In 1920 Heber Doust Curtis and Harlow Shapley participated in the Great Debate on the nature of nebulae and galaxies, and the size of the universe. Shapley believed that distant nebulae were relatively small and lay within the Milky Way Galaxy. Curtis advocated the now-accepted view that nebulae were farther away, and that other galaxies apart from the Milky Way therefore existed.
By 1925, Edwin Hubble had confirmed that many objects previously thought to be clouds of dust and gas and classified as "nebulae" were actually galaxies beyond the Milky Way.

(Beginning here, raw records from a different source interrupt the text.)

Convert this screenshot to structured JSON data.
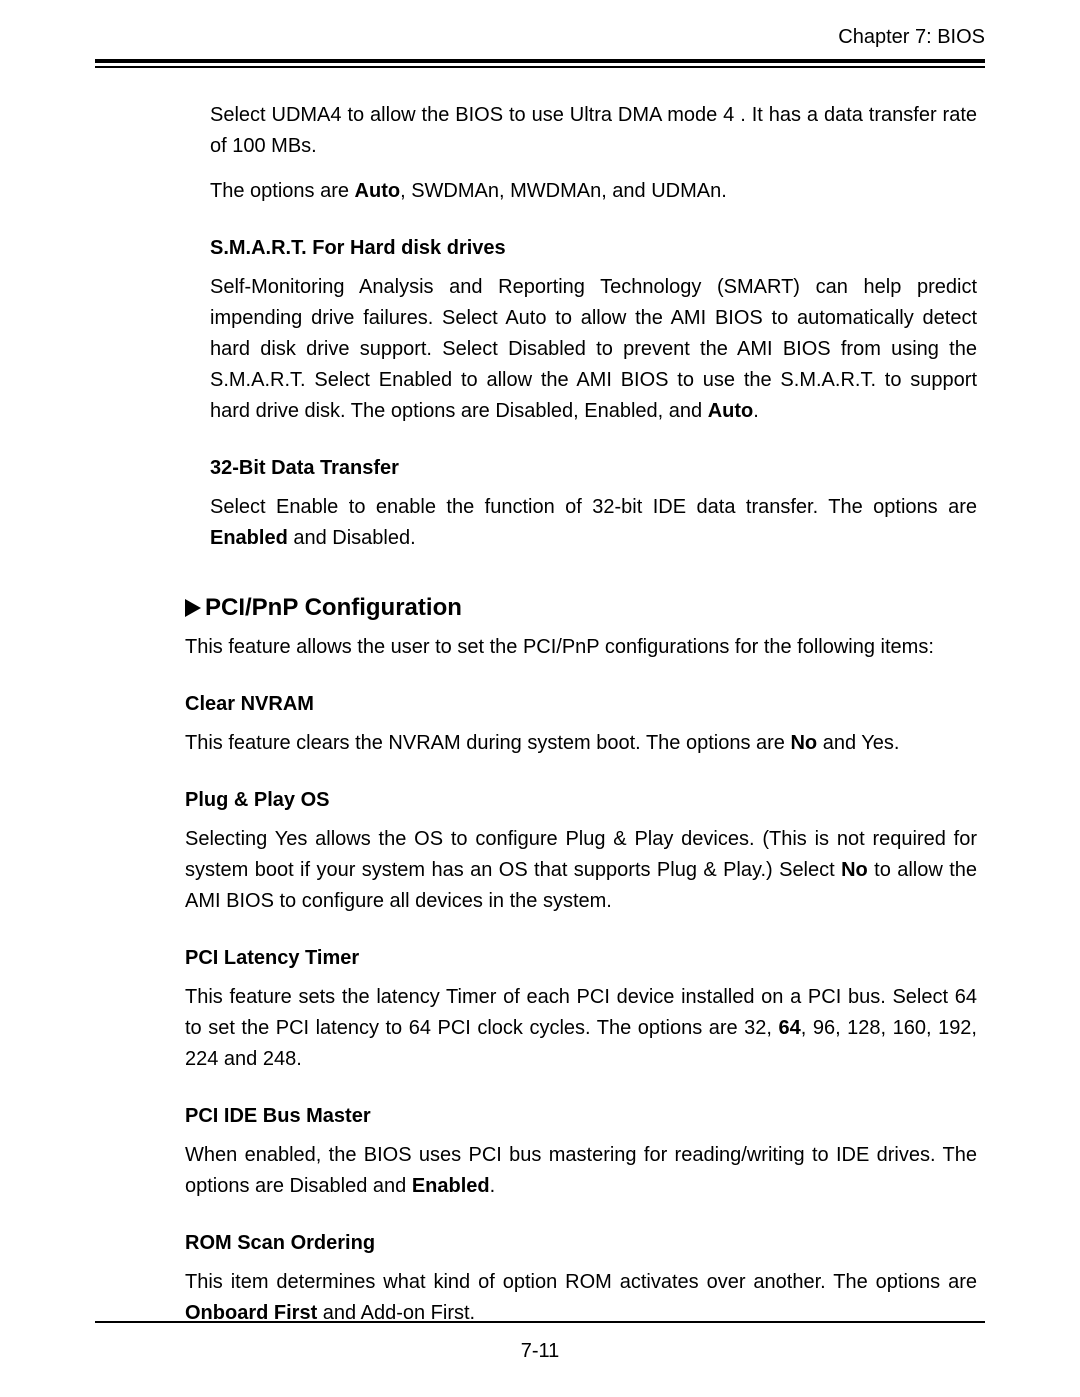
{
  "header": {
    "chapter": "Chapter 7: BIOS"
  },
  "intro": {
    "line1_a": "Select UDMA4 to allow the BIOS to use Ultra DMA mode 4 . It has a data transfer rate of 100 MBs.",
    "line2_pre": "The  options are ",
    "line2_bold": "Auto",
    "line2_post": ", SWDMAn, MWDMAn, and UDMAn."
  },
  "smart": {
    "title": "S.M.A.R.T. For Hard disk drives",
    "body_pre": "Self-Monitoring Analysis and Reporting Technology (SMART) can help predict impending drive failures. Select Auto to allow the AMI BIOS to automatically detect hard disk drive support. Select Disabled to prevent the AMI BIOS from using the S.M.A.R.T. Select Enabled to allow the AMI BIOS to use the S.M.A.R.T. to support hard drive disk. The options are Disabled, Enabled, and ",
    "body_bold": "Auto",
    "body_post": "."
  },
  "bit32": {
    "title": "32-Bit Data Transfer",
    "body_pre": "Select Enable to enable the function of 32-bit IDE data transfer. The options are ",
    "body_bold": "Enabled",
    "body_post": " and Disabled."
  },
  "section": {
    "title": "PCI/PnP Configuration",
    "intro": "This feature allows the user to set the PCI/PnP configurations for the following items:"
  },
  "clear_nvram": {
    "title": "Clear NVRAM",
    "pre": "This feature clears the NVRAM during system boot.  The options are ",
    "bold": "No",
    "post": " and Yes."
  },
  "pnp_os": {
    "title": "Plug & Play OS",
    "pre": "Selecting Yes allows the OS to configure Plug & Play devices. (This is not required for system boot if your system has an OS that supports Plug & Play.) Select ",
    "bold": "No",
    "post": " to allow the AMI BIOS to configure all devices in the system."
  },
  "latency": {
    "title": "PCI Latency Timer",
    "pre": "This feature sets the latency Timer of each PCI device installed on a PCI bus. Select 64 to set the PCI latency to 64 PCI clock cycles. The options are 32, ",
    "bold": "64",
    "post": ", 96, 128, 160, 192, 224 and 248."
  },
  "busmaster": {
    "title": "PCI IDE Bus Master",
    "pre": "When enabled, the BIOS uses PCI bus mastering for reading/writing to IDE drives. The options are Disabled and ",
    "bold": "Enabled",
    "post": "."
  },
  "romscan": {
    "title": "ROM Scan Ordering",
    "pre": "This item determines what kind of option ROM activates over another. The options are ",
    "bold": "Onboard First",
    "post": " and Add-on First."
  },
  "footer": {
    "page": "7-11"
  }
}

"The realization, only a few decades ago, that our Galaxy is not unique and central in the universe ranks with the acceptance of the Copernican system as one of the great advances in cosmological thought." George O. Abell

When astronomers realized that starlight can be absorbed by clouds of gas and dust, infrared radiation was used to penetrate the dust clouds.
Estimates dating after 2000 locate the Solar System within the range 24–28.4 kly from the Galactic Center of the Milky Way galaxy.

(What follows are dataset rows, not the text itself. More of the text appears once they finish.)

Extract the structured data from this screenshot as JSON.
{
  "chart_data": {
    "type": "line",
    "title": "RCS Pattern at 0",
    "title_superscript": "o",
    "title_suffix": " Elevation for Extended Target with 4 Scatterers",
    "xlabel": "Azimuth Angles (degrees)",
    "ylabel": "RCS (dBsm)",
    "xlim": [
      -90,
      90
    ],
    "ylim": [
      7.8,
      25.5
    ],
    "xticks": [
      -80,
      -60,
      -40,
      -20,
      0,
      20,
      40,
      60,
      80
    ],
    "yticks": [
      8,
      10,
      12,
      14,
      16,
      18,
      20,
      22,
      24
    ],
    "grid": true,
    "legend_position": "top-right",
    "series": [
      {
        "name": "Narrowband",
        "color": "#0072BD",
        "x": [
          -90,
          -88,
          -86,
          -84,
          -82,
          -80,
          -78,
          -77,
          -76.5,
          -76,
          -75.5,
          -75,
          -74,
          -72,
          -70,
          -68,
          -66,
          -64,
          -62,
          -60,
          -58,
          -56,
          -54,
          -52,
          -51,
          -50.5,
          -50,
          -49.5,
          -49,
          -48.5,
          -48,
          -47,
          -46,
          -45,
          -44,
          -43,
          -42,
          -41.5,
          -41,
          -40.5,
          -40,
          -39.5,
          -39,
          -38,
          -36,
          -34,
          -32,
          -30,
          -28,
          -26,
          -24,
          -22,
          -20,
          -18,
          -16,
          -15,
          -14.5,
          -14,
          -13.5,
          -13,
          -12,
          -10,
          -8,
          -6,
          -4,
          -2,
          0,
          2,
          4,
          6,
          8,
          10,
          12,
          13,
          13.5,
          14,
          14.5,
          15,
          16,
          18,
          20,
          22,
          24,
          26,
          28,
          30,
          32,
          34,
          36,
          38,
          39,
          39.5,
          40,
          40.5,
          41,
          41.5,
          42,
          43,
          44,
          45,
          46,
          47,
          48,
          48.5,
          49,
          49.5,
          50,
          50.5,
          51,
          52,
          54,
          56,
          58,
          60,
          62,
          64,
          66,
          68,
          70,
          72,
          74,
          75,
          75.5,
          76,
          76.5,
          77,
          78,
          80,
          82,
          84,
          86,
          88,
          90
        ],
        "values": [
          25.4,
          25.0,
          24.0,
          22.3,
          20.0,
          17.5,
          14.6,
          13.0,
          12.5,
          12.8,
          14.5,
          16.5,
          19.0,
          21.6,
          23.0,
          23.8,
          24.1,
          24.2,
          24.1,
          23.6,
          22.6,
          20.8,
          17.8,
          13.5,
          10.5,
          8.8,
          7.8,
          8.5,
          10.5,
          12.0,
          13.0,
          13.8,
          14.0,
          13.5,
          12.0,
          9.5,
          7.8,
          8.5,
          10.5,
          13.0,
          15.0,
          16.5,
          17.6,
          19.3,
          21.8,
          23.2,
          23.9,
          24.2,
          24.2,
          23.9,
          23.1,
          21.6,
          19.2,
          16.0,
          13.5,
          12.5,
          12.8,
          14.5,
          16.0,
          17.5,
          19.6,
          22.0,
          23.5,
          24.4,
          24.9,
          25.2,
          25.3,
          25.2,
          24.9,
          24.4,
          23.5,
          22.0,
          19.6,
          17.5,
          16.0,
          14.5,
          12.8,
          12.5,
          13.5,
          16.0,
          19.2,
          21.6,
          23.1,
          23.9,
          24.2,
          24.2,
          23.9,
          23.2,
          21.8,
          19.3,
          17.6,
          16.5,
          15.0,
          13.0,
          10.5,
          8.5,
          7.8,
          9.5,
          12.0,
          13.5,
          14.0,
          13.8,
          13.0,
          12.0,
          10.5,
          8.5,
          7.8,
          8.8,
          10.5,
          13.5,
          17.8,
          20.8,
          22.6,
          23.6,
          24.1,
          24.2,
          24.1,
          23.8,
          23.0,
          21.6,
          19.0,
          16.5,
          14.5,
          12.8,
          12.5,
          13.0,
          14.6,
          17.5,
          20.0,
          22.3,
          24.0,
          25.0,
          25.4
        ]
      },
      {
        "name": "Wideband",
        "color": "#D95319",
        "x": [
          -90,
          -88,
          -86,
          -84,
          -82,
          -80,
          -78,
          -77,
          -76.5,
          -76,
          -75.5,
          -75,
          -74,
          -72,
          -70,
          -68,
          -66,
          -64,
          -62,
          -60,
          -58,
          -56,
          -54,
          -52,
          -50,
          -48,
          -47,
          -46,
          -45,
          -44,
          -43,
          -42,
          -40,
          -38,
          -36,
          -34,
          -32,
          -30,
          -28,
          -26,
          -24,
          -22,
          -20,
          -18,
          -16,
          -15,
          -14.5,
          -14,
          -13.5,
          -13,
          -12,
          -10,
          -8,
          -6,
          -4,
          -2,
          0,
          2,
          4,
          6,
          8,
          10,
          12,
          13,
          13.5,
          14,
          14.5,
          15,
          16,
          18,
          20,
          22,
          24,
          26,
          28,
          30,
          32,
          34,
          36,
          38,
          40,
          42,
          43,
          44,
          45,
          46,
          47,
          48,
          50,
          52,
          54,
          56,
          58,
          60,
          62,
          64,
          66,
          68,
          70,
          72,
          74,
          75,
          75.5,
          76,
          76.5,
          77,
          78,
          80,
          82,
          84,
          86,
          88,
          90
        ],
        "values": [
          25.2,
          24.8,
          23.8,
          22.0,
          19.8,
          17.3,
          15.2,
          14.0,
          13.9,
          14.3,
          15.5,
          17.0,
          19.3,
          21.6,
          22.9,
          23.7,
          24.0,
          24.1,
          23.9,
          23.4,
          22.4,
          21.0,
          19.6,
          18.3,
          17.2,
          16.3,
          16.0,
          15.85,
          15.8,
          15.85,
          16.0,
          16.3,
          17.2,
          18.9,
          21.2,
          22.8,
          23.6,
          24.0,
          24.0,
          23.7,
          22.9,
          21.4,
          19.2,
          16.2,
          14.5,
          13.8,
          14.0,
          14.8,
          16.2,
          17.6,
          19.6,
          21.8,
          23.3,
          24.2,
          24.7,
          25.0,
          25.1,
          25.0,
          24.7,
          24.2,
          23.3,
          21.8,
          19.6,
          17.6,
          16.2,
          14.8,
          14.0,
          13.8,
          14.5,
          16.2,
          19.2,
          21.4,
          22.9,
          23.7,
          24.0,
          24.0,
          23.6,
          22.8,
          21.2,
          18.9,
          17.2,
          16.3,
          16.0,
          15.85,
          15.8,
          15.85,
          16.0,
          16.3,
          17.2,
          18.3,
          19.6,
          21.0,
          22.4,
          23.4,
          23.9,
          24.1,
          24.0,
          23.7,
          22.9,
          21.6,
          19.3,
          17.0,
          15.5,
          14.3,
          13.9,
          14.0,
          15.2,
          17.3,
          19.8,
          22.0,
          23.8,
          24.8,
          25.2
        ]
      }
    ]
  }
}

== Shift from galactocentrism to acentrism ==

Hubble's observations of redshift in light from distant galaxies indicated that the universe was expanding and acentric. As a result, galactocentrism was abandoned in favor of the Big Bang model of the acentric expanding universe. Further assumptions, such as the Copernican principle, the cosmological principle, dark energy, and dark matter, eventually lead to the current model of cosmology, Lambda-CDM.